Speedata Raises $44M to Accelerate Big Data Analytics with New APU Chip

Tel Aviv-based startup Speedata has secured $44 million in Series B funding, bringing its total raised to $114 million. The company is developing an analytics processing unit (APU) designed to surpass graphics processing units (GPUs) in big data analytics and AI workloads.

Purpose-Built for Data Processing

The funding round was led by existing investors, including Walden Catalyst Ventures, 83North, Koch Disruptive Technologies, Pitango First, and Viola Ventures. Strategic investors such as Lip-Bu Tan, CEO of Cadence Design Systems and Managing Partner at Walden Catalyst Ventures, and Eyal Waldman, Co-Founder and former CEO of Mellanox Technologies, also participated.
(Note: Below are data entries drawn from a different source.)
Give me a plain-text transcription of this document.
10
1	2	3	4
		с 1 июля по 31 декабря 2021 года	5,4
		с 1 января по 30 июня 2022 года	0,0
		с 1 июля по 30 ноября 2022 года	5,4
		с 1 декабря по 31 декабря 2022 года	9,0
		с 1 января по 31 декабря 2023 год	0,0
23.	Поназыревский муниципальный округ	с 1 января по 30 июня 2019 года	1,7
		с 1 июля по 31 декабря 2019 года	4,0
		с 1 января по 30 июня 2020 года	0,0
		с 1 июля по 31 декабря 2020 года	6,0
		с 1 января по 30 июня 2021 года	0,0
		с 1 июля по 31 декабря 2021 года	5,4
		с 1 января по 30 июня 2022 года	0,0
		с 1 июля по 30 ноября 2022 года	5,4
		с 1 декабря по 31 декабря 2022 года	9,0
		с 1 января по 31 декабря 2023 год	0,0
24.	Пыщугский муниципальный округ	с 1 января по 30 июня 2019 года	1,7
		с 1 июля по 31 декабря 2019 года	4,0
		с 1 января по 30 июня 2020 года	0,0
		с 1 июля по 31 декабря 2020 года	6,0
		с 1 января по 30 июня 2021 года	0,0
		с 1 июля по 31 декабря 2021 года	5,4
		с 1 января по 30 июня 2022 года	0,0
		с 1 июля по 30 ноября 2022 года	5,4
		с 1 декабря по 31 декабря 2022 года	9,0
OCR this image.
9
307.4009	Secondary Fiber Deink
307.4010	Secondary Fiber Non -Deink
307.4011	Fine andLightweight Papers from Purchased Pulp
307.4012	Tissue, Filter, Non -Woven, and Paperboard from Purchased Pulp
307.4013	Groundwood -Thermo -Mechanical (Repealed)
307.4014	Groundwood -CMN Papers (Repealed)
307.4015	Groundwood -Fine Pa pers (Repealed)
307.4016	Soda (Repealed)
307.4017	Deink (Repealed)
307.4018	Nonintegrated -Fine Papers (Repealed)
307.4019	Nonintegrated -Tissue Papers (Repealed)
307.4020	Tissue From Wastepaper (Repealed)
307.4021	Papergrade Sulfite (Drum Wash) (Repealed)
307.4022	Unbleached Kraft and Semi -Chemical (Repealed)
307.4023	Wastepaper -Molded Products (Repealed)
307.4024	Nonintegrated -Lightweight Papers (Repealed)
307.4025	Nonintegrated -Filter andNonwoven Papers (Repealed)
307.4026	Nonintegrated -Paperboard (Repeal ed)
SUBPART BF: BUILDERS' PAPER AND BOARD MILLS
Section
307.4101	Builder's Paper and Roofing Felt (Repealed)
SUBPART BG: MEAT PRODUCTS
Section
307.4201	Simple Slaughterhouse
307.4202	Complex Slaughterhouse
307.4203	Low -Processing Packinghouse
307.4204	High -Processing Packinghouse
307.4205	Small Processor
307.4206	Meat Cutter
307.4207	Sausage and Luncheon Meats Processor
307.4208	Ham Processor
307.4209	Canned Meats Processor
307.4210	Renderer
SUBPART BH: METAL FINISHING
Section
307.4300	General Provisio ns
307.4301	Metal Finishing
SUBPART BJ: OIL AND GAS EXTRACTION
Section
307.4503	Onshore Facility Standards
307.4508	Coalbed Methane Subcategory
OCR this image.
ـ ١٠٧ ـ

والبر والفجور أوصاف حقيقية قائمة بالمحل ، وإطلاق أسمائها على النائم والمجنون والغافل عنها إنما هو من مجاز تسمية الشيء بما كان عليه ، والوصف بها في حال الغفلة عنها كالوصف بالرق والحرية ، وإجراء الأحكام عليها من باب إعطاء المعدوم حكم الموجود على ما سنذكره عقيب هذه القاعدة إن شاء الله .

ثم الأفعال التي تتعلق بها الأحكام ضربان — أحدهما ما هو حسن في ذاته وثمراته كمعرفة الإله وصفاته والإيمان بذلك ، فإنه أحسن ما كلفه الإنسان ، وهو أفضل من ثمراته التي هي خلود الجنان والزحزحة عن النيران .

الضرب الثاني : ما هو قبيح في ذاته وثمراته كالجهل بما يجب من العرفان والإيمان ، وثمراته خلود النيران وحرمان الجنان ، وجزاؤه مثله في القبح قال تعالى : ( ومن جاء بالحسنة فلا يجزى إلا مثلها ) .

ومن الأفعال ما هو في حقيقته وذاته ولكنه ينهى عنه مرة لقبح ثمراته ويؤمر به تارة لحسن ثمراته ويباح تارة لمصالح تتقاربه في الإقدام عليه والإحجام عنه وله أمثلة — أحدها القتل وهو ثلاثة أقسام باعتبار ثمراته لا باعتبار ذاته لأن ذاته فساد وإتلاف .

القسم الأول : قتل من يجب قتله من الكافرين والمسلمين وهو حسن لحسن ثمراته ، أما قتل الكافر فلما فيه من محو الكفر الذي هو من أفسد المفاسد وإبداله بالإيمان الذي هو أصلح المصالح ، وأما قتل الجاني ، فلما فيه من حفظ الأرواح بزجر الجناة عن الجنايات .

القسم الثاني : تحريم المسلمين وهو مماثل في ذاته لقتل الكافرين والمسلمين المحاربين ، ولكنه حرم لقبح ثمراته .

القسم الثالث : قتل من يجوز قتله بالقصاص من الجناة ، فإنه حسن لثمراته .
Speedata's APU architecture addresses specific bottlenecks in data analytics at the computing level. Unlike GPUs, originally designed for graphics and later adapted for AI and data tasks, the APU is purpose-built for data processing.

“For decades, data analytics have relied on standard processing units, and more recently, companies like Nvidia have invested in pushing GPUs for analytics workloads,” said Adi Gelvan, CEO of Speedata. “But these are either general-purpose processors or processors designed for other workloads, not chips built from the ground up for data analytics. Our APU is purpose-built for data processing and a single APU can replace racks of servers, delivering dramatically better performance.”

From Research to Reality

Founded in 2019, Speedata's team includes pioneers in Coarse-Grained Reconfigurable Architecture (CGRA) technology. They recognized the limitations of using general-purpose processors for increasingly complex data analytics workloads. Their solution: a single, dedicated processor designed for faster processing and reduced energy consumption.

Currently, the APU targets Apache Spark workloads, with plans to support all major data analytics platforms.

“We aim at becoming the standard processor for data processing—just as GPUs became the default for AI training, we want APUs to be the default for data analytics across every database and analytics platform,” Gelvan stated.

Real-World Results and Future Plans

Speedata reports that several large companies are currently testing its APU. The company plans to officially launch the product at the Databricks Data & AI Summit in June, where it will publicly showcase the APU for the first time.

In one case study, Speedata's APU completed a pharmaceutical workload in 19 minutes, compared to 90 hours with a non-specialized processing unit—a 280x speed improvement.

Since its last fundraising round, Speedata has finalized the design and manufacturing of its first APU. The company is now moving from testing on field-programmable gate arrays (FPGAs) to launching working hardware and scaling its go-to-market operations.